12:15 am on Aug 15, 2011 (gmt 0)

WebmasterWorld Senior Member 10+ Year Member Top Contributors Of The Month



While pawing through Apache I found a reference to Rewrite Logs [httpd.apache.org], which would be amazingly useful and informative except that it looks as if you can't do it in .htaccess :(

Next, when mod_rewrite runs, it takes that pointer and uses it as a part of the new URL and then exposes it out on to the web in the Location part of the HTTP header of the redirect.

Did you mean to say mod_alias, or am I hopelessly confused? The two are not mutually exclusive.

g1smd

7:33 am on Aug 15, 2011 (gmt 0)

WebmasterWorld Senior Member 10+ Year Member Top Contributors Of The Month



That'll teach me to post at 1 a.m.

Corrected:
When mod_rewrite runs before mod_alias you end up with problems. An incoming URL request is rewritten to an internal path by the mod_rewrite RewriteRule and the internal pointer is updated. Next, when mod_alias runs, it takes that pointer and uses it as a part of the new URL and then exposes it out on to the web in the Location part of the HTTP header of the redirect.

lucy24

3:16 pm on Aug 15, 2011 (gmt 0)

WebmasterWorld Senior Member 10+ Year Member Top Contributors Of The Month



Yup. My quick-and-dirty test involved putting three redundant lines in .htaccess, all responding to a request for /foobar (directory I, ahem, don't actually have). Combination of paraphrase and literal text:

-- set variable keep_out (leading to "Deny from...")
-- RewriteRule with R=301 to /rewritten_url
-- Redirect 301 to /redirected_url

First try: 403 with status bar saying /foobar, meaning that mod_setenvif kicked in first. Deleting this line: 404 screen with status bar saying /rewritten_url. Deleting this line too: nothing left for browser to show but 404 screen with /redirected_url.

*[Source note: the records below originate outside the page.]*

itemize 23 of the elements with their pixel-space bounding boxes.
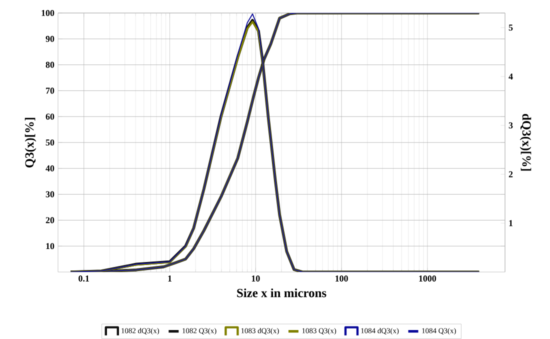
y-tick-label: 100 [42, 10, 54, 16]
y-tick-label: 20 [46, 217, 54, 224]
x-tick-label: 100 [336, 276, 348, 282]
y2-tick-label: 4 [508, 74, 513, 80]
y-tick-label: 80 [46, 62, 54, 68]
y2-tick-label: 3 [508, 122, 513, 128]
x-axis-title: Size x in microns [237, 288, 326, 298]
y-tick-label: 50 [46, 139, 54, 146]
y2-tick-label: 2 [508, 171, 513, 178]
y2-tick-label: 1 [509, 220, 513, 226]
y-tick-label: 40 [46, 165, 54, 172]
y-tick-label: 30 [46, 191, 54, 198]
y2-tick-label: 5 [508, 24, 513, 31]
y-tick-label: 60 [46, 114, 54, 120]
y2-axis-title: dQ3(x)[%] [520, 114, 532, 171]
x-tick-label: 0.1 [78, 276, 89, 282]
y-tick-label: 90 [46, 36, 54, 42]
y-axis-title: Q3(x)[%] [24, 118, 36, 168]
x-tick-label: 1 [168, 276, 172, 282]
y-tick-label: 10 [46, 243, 54, 250]
x-tick-label: 1000 [419, 276, 436, 282]
y-tick-label: 70 [46, 88, 54, 94]
x-tick-label: 10 [252, 276, 260, 282]
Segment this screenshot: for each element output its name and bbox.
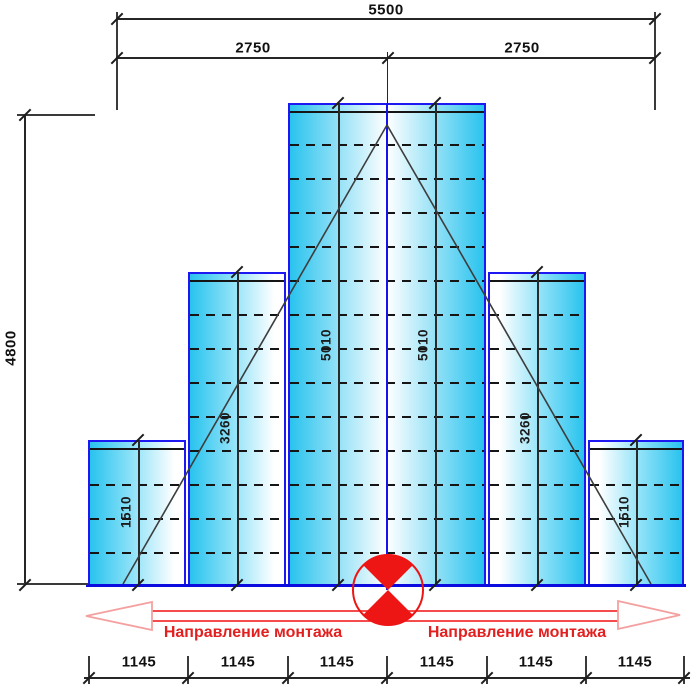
extension-line — [486, 656, 488, 684]
extension-line — [683, 656, 685, 684]
left-arrowhead-icon — [85, 600, 153, 632]
panel-top-joint-line — [90, 448, 184, 450]
dim-value-segment: 1145 — [419, 653, 455, 671]
panel-dim-line — [636, 440, 638, 586]
dim-value-half-width: 2750 — [504, 39, 540, 57]
panel-dim-line — [237, 272, 239, 586]
extension-line — [88, 656, 90, 684]
dim-value-segment: 1145 — [121, 653, 157, 671]
right-arrowhead-icon — [617, 599, 681, 631]
dim-line-4800 — [24, 115, 26, 585]
panel-dim-line — [338, 103, 340, 586]
center-marker-circle — [352, 554, 424, 626]
diagonal-line-right — [386, 124, 652, 585]
panel-joint-dashed-line — [90, 484, 184, 486]
extension-line — [654, 12, 656, 110]
extension-line — [17, 583, 88, 585]
dim-value-segment: 1145 — [617, 653, 653, 671]
center-marker-top-sector — [363, 555, 413, 590]
dim-value-segment: 1145 — [319, 653, 355, 671]
extension-line — [287, 656, 289, 684]
panel-joint-dashed-line — [90, 518, 184, 520]
extension-line — [187, 656, 189, 684]
center-marker-bottom-sector — [363, 590, 413, 625]
extension-line — [17, 114, 95, 116]
extension-line — [585, 656, 587, 684]
dim-value-segment: 1145 — [220, 653, 256, 671]
panel-joint-dashed-line — [90, 552, 184, 554]
diagonal-line-left — [122, 124, 388, 585]
montage-direction-label-left: Направление монтажа — [163, 624, 343, 641]
dim-value-segment: 1145 — [518, 653, 554, 671]
dim-value-total-width: 5500 — [368, 1, 404, 19]
panel-small-left — [88, 440, 186, 586]
dim-value-half-width: 2750 — [235, 39, 271, 57]
center-extension-line — [386, 52, 388, 104]
center-axis-line — [386, 103, 388, 590]
dim-line-5500 — [117, 18, 655, 20]
extension-line — [116, 12, 118, 110]
extension-line — [386, 656, 388, 684]
panel-dim-line — [138, 440, 140, 586]
montage-direction-label-right: Направление монтажа — [427, 624, 607, 641]
panel-dim-line — [537, 272, 539, 586]
panel-dim-line — [435, 103, 437, 586]
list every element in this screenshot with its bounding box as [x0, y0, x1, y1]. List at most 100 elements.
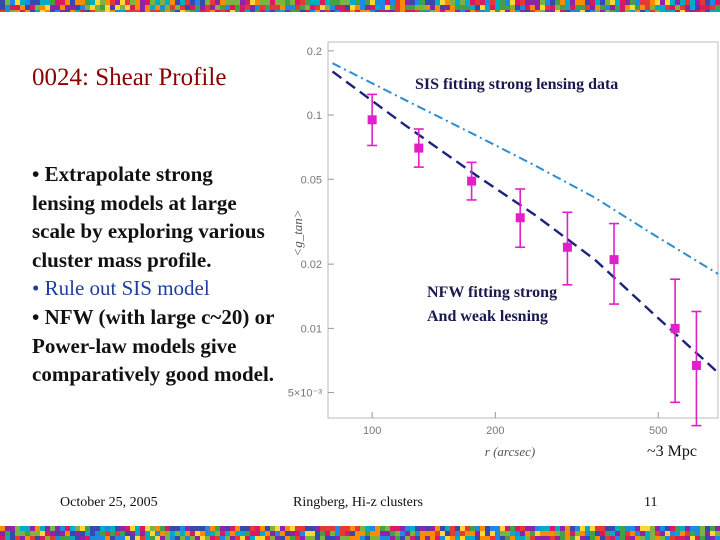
border-tile — [490, 531, 495, 536]
border-tile — [75, 10, 80, 12]
border-tile — [190, 10, 195, 12]
border-tile — [370, 10, 375, 12]
border-tile — [595, 5, 600, 10]
border-tile — [75, 536, 80, 540]
border-tile — [5, 0, 10, 5]
border-tile — [570, 10, 575, 12]
border-tile — [365, 531, 370, 536]
border-tile — [700, 0, 705, 5]
border-tile — [160, 5, 165, 10]
border-tile — [325, 5, 330, 10]
border-tile — [695, 5, 700, 10]
border-tile — [130, 5, 135, 10]
border-tile — [25, 10, 30, 12]
border-tile — [550, 5, 555, 10]
border-tile — [0, 5, 5, 10]
border-tile — [450, 526, 455, 531]
border-tile — [535, 536, 540, 540]
border-tile — [445, 536, 450, 540]
border-tile — [100, 10, 105, 12]
border-tile — [110, 526, 115, 531]
border-tile — [295, 5, 300, 10]
border-tile — [490, 5, 495, 10]
border-tile — [455, 536, 460, 540]
border-tile — [615, 526, 620, 531]
border-tile — [605, 0, 610, 5]
border-tile — [5, 10, 10, 12]
border-tile — [675, 5, 680, 10]
border-tile — [245, 531, 250, 536]
border-tile — [280, 5, 285, 10]
border-tile — [100, 0, 105, 5]
border-tile — [590, 0, 595, 5]
border-tile — [700, 10, 705, 12]
border-tile — [20, 536, 25, 540]
border-tile — [510, 0, 515, 5]
border-tile — [180, 526, 185, 531]
border-tile — [410, 536, 415, 540]
border-tile — [665, 531, 670, 536]
border-tile — [390, 0, 395, 5]
border-tile — [275, 531, 280, 536]
border-tile — [380, 526, 385, 531]
border-tile — [565, 526, 570, 531]
border-tile — [565, 10, 570, 12]
border-tile — [310, 526, 315, 531]
border-tile — [95, 536, 100, 540]
border-tile — [195, 10, 200, 12]
border-tile — [75, 0, 80, 5]
border-tile — [205, 5, 210, 10]
border-tile — [215, 536, 220, 540]
border-tile — [135, 531, 140, 536]
border-tile — [415, 5, 420, 10]
border-tile — [215, 526, 220, 531]
border-tile — [375, 0, 380, 5]
border-tile — [390, 5, 395, 10]
bullet-rule-out-sis: • Rule out SIS model — [32, 276, 210, 301]
border-tile — [270, 531, 275, 536]
border-tile — [110, 5, 115, 10]
border-tile — [455, 0, 460, 5]
border-tile — [355, 526, 360, 531]
border-tile — [620, 5, 625, 10]
border-tile — [435, 526, 440, 531]
footer-date: October 25, 2005 — [60, 495, 158, 510]
border-tile — [275, 536, 280, 540]
border-tile — [145, 10, 150, 12]
border-tile — [510, 526, 515, 531]
border-tile — [335, 531, 340, 536]
border-tile — [690, 526, 695, 531]
border-tile — [255, 0, 260, 5]
border-tile — [245, 0, 250, 5]
border-tile — [515, 5, 520, 10]
border-tile — [0, 526, 5, 531]
border-tile — [125, 531, 130, 536]
border-tile — [160, 536, 165, 540]
border-tile — [525, 0, 530, 5]
border-tile — [185, 536, 190, 540]
border-tile — [0, 531, 5, 536]
border-tile — [420, 536, 425, 540]
border-tile — [45, 5, 50, 10]
border-tile — [180, 5, 185, 10]
border-tile — [45, 0, 50, 5]
border-tile — [645, 5, 650, 10]
border-tile — [600, 10, 605, 12]
border-tile — [635, 0, 640, 5]
border-tile — [710, 531, 715, 536]
border-tile — [30, 536, 35, 540]
border-tile — [525, 536, 530, 540]
border-tile — [505, 5, 510, 10]
border-tile — [145, 536, 150, 540]
border-tile — [20, 531, 25, 536]
border-tile — [185, 531, 190, 536]
border-tile — [5, 526, 10, 531]
border-tile — [365, 0, 370, 5]
border-tile — [260, 0, 265, 5]
border-tile — [635, 536, 640, 540]
border-tile — [595, 10, 600, 12]
border-tile — [265, 531, 270, 536]
border-tile — [660, 531, 665, 536]
border-tile — [675, 536, 680, 540]
border-tile — [340, 0, 345, 5]
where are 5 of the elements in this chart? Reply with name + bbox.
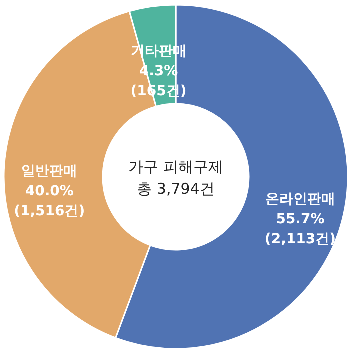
slice-label: 온라인판매: [265, 192, 336, 208]
text: 가구 피해구제 총 3,794건: [128, 158, 224, 198]
slice-label: 일반판매: [22, 164, 78, 180]
data-label: 40.0% (1,516건): [14, 184, 86, 220]
data-label: 55.7% (2,113건): [264, 212, 336, 248]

That's assuming I understand correctly that everything involving any one module is processed in a batch before htaccess moves along to the next module. I double-checked by putting the three lines in a different order (Redirect first, SetEnvIf last); no change.

g1smd

3:24 pm on Aug 15, 2011 (gmt 0)

WebmasterWorld Senior Member 10+ Year Member Top Contributors Of The Month



Yes, per request, apache runs one module at a time and that module will carry out everything in the .htaccess configuration file that applies to it. When that module is done processing the current request, control passes to the next Apache module to do its thing.

Apache modules are run in the reverse order to how they are listed in the LoadModule part of the httpd.conf file. It's a fatal error to run mod_alias after mod_rewrite, so I never take that chance and use only mod_rewrite directives, never mod_alias.